Les diversifications
La vidéo est devenue part intégrante du média. Mediapartlive était devenu hebdomadaire lors de la longue campagne électorale de fin 2016 à juin 2017. Depuis début mars 2018, le site propose chaque mercredi soir un rendez vous hebdomadaire L’Hebdo, suivi d’un débat, mais de nombreuses émissions sont disponibles en clair ou en crypté. Un studio intégré réalise les émissions.
Les chercheurs ne sont pas oubliés et nos lecteurs ne seront pas étonnés d’y retrouver Nonna Mayer de Sciences-Po et Valérie Igounet du CNRS auxquelles nous avons consacré un article en mai 2016.
La Revue du Crieur en association avec La Découverte en est à sa huitième parution et compterait un millier d’abonnés. Un projet de télévision est à l’étude, payante, à la fois sur la toile et via les opérateurs téléphoniques. Des participations de soutien ont été prises pour aider d’autres médias, Marsactu, Médiacités ou Infolibre (espagnol).
La transmission
François Bonnet un des cofondateurs s’est retiré de ses responsabilités de directeur éditorial tout en restant journaliste. Deux journalistes Stéphane Alliés et Carine Fouteau, présents depuis le début, deviennent co-directeurs. La direction souhaite transmettre le contrôle économique de l’entreprise à l’équipe via une structure à but non lucratif à définir.

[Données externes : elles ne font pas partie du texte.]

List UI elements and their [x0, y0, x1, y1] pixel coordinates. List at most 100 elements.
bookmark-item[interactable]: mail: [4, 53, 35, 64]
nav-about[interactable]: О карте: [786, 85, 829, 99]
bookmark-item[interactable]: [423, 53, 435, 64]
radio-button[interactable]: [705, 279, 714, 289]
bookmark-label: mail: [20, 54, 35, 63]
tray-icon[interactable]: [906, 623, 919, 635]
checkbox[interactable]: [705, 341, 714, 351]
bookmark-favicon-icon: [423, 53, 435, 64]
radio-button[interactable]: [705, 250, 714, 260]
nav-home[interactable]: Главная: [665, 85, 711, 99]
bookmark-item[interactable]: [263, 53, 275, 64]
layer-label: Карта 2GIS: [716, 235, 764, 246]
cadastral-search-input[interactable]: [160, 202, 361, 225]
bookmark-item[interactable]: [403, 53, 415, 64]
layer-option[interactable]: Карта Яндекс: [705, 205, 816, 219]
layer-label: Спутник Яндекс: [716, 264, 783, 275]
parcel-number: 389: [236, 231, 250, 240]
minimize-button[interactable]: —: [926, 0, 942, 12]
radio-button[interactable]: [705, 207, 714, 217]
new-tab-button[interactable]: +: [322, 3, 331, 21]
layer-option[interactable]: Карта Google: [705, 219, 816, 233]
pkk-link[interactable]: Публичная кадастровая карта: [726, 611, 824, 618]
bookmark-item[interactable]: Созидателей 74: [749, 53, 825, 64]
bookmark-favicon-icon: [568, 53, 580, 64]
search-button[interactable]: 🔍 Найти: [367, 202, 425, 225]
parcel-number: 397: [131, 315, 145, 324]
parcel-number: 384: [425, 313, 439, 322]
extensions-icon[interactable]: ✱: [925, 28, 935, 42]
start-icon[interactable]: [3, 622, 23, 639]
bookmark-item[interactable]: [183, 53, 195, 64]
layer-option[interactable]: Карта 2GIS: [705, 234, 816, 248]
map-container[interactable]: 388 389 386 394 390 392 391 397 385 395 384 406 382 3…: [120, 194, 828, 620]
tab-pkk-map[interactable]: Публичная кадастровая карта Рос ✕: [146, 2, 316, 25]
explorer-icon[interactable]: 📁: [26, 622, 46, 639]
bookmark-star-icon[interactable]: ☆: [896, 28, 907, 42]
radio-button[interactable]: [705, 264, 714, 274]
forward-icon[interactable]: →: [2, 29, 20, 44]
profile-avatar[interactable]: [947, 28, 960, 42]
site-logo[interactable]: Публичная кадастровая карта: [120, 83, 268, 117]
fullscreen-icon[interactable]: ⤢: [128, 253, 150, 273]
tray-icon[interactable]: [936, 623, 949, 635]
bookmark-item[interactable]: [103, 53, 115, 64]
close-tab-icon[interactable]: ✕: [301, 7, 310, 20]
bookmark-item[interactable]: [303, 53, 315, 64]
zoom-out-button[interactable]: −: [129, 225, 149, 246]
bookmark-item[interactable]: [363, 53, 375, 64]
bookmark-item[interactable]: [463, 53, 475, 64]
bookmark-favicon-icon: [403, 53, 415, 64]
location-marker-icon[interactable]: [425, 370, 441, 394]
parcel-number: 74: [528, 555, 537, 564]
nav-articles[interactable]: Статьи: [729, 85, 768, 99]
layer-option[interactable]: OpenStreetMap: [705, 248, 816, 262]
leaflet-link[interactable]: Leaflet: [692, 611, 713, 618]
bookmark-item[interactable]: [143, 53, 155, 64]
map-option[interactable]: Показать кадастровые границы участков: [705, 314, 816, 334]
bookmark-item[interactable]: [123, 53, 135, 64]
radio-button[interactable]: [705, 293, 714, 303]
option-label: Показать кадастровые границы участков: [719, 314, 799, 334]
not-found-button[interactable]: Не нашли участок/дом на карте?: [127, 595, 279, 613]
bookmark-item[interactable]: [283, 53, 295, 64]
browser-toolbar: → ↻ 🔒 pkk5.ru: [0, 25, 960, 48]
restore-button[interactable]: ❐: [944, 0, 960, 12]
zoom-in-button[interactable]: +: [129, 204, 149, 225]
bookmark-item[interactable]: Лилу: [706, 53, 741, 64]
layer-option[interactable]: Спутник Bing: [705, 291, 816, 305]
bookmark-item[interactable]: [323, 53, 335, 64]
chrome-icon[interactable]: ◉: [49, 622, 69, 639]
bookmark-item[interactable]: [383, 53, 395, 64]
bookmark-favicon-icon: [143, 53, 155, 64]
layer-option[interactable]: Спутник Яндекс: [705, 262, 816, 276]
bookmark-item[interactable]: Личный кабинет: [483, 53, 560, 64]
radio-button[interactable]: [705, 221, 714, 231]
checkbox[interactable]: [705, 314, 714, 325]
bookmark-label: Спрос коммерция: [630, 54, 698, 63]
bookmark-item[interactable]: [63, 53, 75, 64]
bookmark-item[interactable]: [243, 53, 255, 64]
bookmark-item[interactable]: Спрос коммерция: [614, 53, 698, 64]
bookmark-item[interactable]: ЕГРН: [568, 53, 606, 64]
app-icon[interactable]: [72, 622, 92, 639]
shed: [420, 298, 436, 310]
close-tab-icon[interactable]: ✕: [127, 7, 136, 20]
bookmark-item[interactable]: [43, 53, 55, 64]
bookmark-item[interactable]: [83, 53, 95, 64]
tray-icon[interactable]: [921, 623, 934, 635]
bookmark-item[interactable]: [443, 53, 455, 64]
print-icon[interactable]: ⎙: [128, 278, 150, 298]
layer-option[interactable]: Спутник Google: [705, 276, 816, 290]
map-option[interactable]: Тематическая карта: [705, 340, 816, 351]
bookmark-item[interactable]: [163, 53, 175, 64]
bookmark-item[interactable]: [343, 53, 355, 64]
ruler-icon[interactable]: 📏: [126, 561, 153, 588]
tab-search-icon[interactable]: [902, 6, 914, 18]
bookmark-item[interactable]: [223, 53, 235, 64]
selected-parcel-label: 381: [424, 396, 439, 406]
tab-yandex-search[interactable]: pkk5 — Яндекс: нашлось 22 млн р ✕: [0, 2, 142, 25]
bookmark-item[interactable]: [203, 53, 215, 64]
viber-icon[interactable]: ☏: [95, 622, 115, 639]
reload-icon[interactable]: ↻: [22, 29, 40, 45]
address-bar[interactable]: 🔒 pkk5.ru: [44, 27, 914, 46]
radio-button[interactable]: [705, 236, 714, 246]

Un riche mécène, Olivier Legrain (ancien directeur de Materis, maintenant Président de Mersen, matériel électrique) va investir dans une Maison des Médias Libres. L’immeuble est déjà choisi avec le concours de la mairie de Paris, au 67 boulevard de Charonne, dans le XIème arrondissement. Olivier Legrain est déjà actionnaire du tout en ligne gauchiste Bastamag et des Jours fondés par des anciens de Libération. Selon La Lettre A du 18 juillet 2017, il mettrait plusieurs millions d’euros sur la table pour accueillir un certain nombre de rédactions « conformes » soit entre 300 et 500 personnes. @rrêtsurimages de Daniel Schneidermann aurait décliné l’invitation. Par contre Alternatives économiques, Reporterre d’Hervé Kempf (ancien du Monde), Les Jours, Bastamag, Politis, Mediapart suivraient le mouvement. Mediapart est chef de file et fait partie des quatre candidats à l’appel d’offres Legrain/Mairie. Le projet pourrait voir le jour à un horizon 2020/21.